A new tool that can calculate the genetic risk score of people likely to develop coronary heart disease has been developed. The advancement may pave way for early and personalised preventive interventions.
Genetic factors have long been known to make a significant contribution to CHD risk. Recent advances in genetics have led to the identification of many Single Nucleotide Polymorphisms (SNPs) - very small differences in our DNA that vary from person to person.
‘Using very small differences in our DNA that vary from person to person, the genetic risk score was framed to spot heart disease risk and adopt preventive measures.’
Researchers created a score, known as a genomic risk score (GRS) by looking at over 49,000 SNPs and showed that the higher the GRS the higher the future risk of CHD.
People with a GRS in the top 20 percent had an over 5-fold higher lifetime risk of CHD than those in the bottom 20 percent.
The study from the University of Leicester in the UK is the first to look at a much larger number of SNPs to give a fuller picture of an individual's genetic risk of developing CHD.
Currently, clinical risk scores are based on known risk factors for CHD such as cholesterol level, having high blood pressure or diabetes and smoking.

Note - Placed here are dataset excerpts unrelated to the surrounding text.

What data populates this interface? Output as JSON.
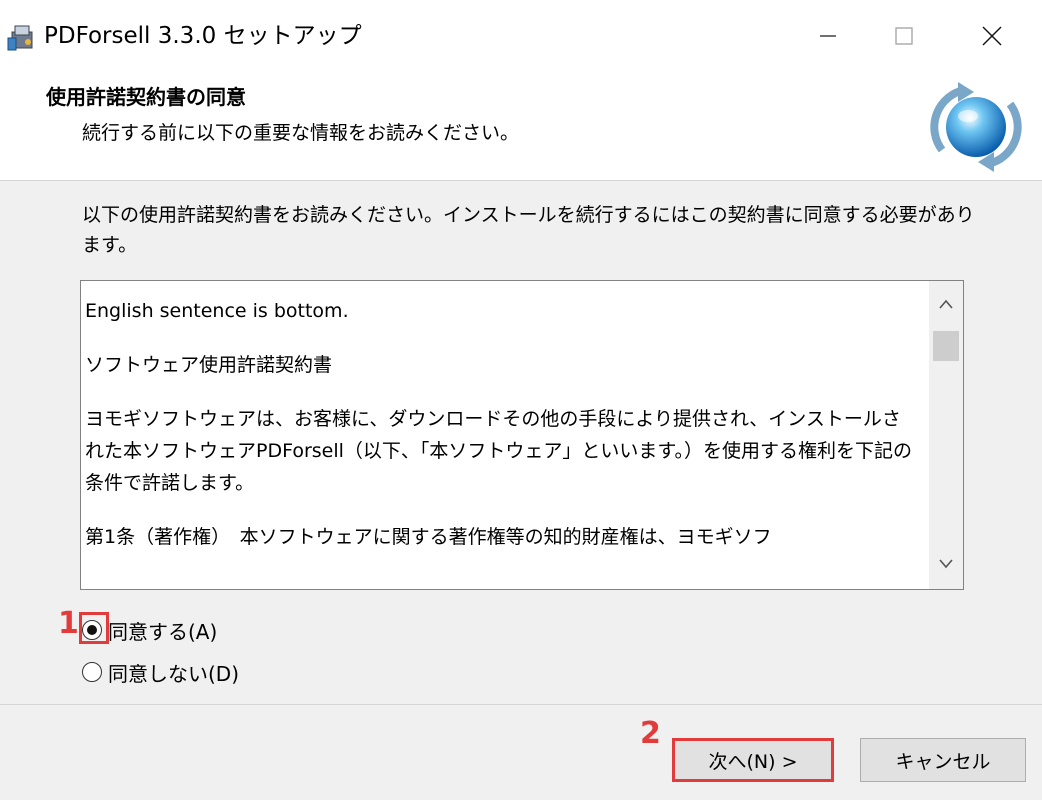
{
  "window": {
    "title": "PDForsell 3.3.0 セットアップ"
  },
  "header": {
    "title": "使用許諾契約書の同意",
    "subtitle": "続行する前に以下の重要な情報をお読みください。"
  },
  "intro_text": "以下の使用許諾契約書をお読みください。インストールを続行するにはこの契約書に同意する必要があります。",
  "license": {
    "paragraphs": [
      "English sentence is bottom.",
      "ソフトウェア使用許諾契約書",
      "ヨモギソフトウェアは、お客様に、ダウンロードその他の手段により提供され、インストールされた本ソフトウェアPDForsell（以下、「本ソフトウェア」といいます。）を使用する権利を下記の条件で許諾します。",
      "第1条（著作権）　本ソフトウェアに関する著作権等の知的財産権は、ヨモギソフ"
    ]
  },
  "options": {
    "agree_label": "同意する(A)",
    "disagree_label": "同意しない(D)",
    "selected": "agree"
  },
  "annotations": {
    "step1": "1",
    "step2": "2"
  },
  "buttons": {
    "next_label": "次へ(N) >",
    "cancel_label": "キャンセル"
  },
  "colors": {
    "highlight": "#e23b3b",
    "window_bg": "#f0f0f0"
  },
  "icons": {
    "app": "installer-icon",
    "logo": "globe-refresh-icon",
    "minimize": "minimize-icon",
    "maximize": "maximize-icon",
    "close": "close-icon",
    "scroll_up": "chevron-up-icon",
    "scroll_down": "chevron-down-icon"
  }
}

However, such scores are imprecise and unable to identify a large proportion of people who develop CHD. The researchers showed that the GRS was independent of the clinical risk scores and by combining the two risk score tools they were better able to predict people who were at risk of developing CHD in the next 10 years.

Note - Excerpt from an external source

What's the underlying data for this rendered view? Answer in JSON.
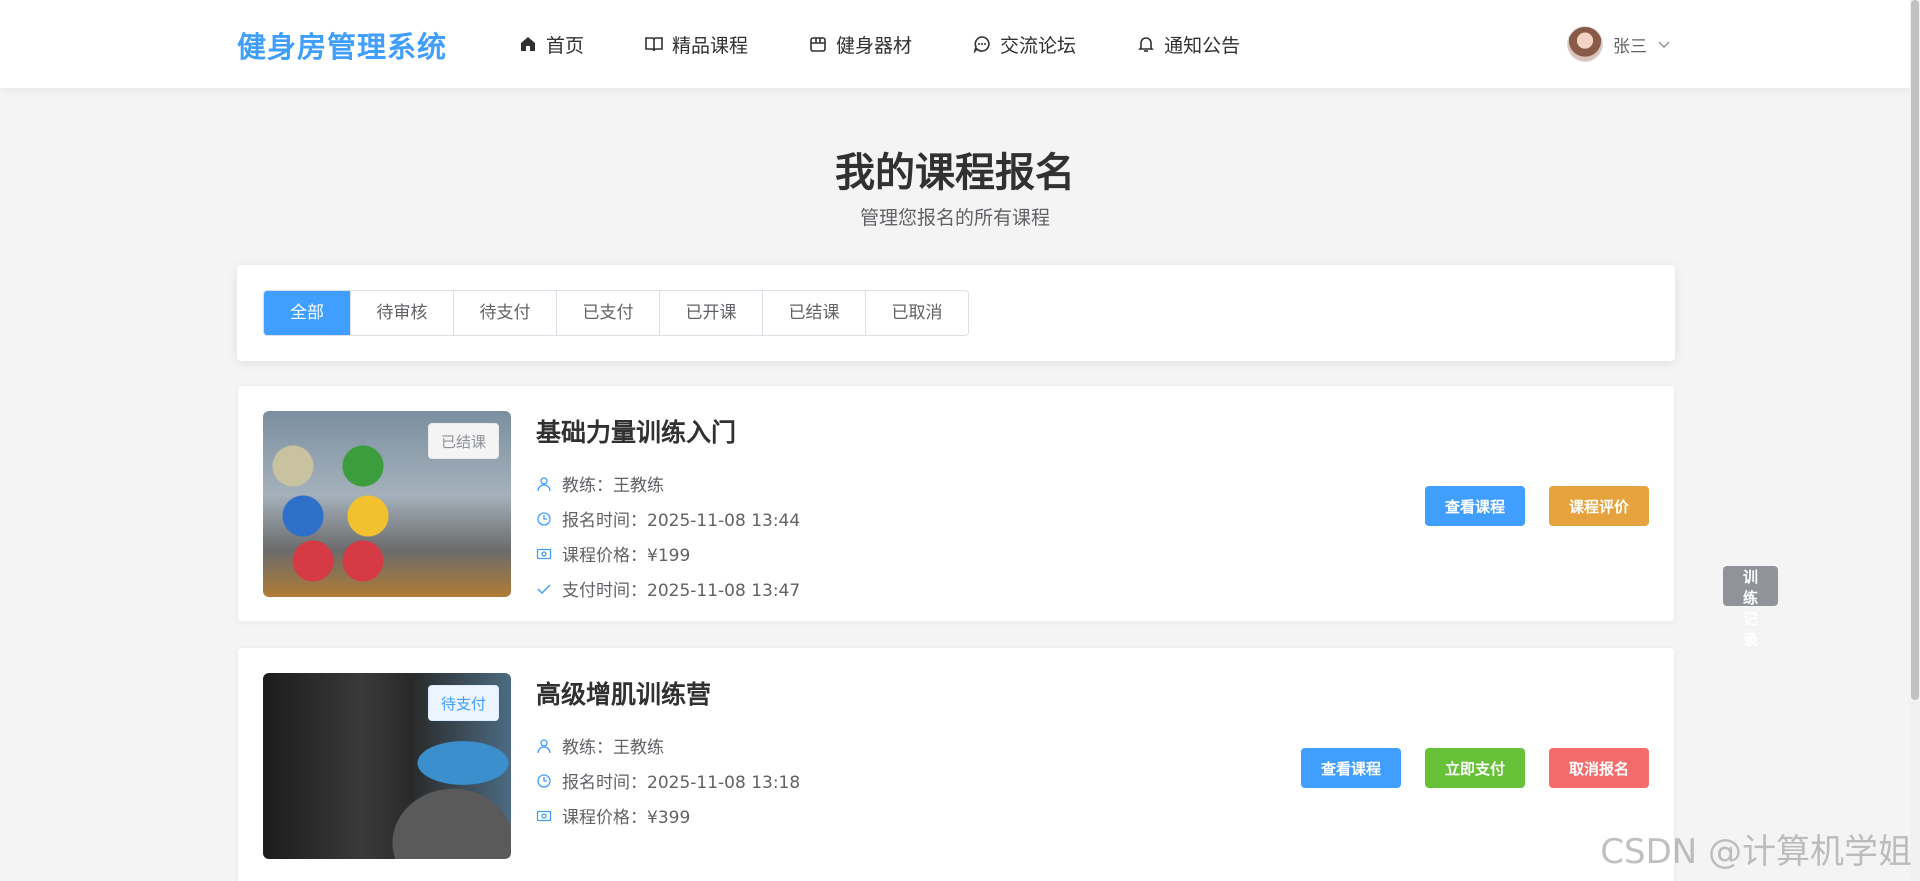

"This is the first really large study showing the potential benefits of using a genetic risk score over and above current methods to identify people at increased risk of coronary heart disease," said Sir Nilesh Samani from the University of Leicester.
"We already know that CHD starts at an early age, several decades before symptoms develop, and preventative measures should ideally be applied much earlier, especially to those who are at increased risk," Samani said.
"Current clinical risk scores are not good at evaluating risk until middle-age. On the other hand, the GRS which is based on your DNA, can be applied at any age," he said.
"Earlier identification of people who would most benefit from lifestyle changes and medication to reduce their risk of a heart attack could save countless lives," he added.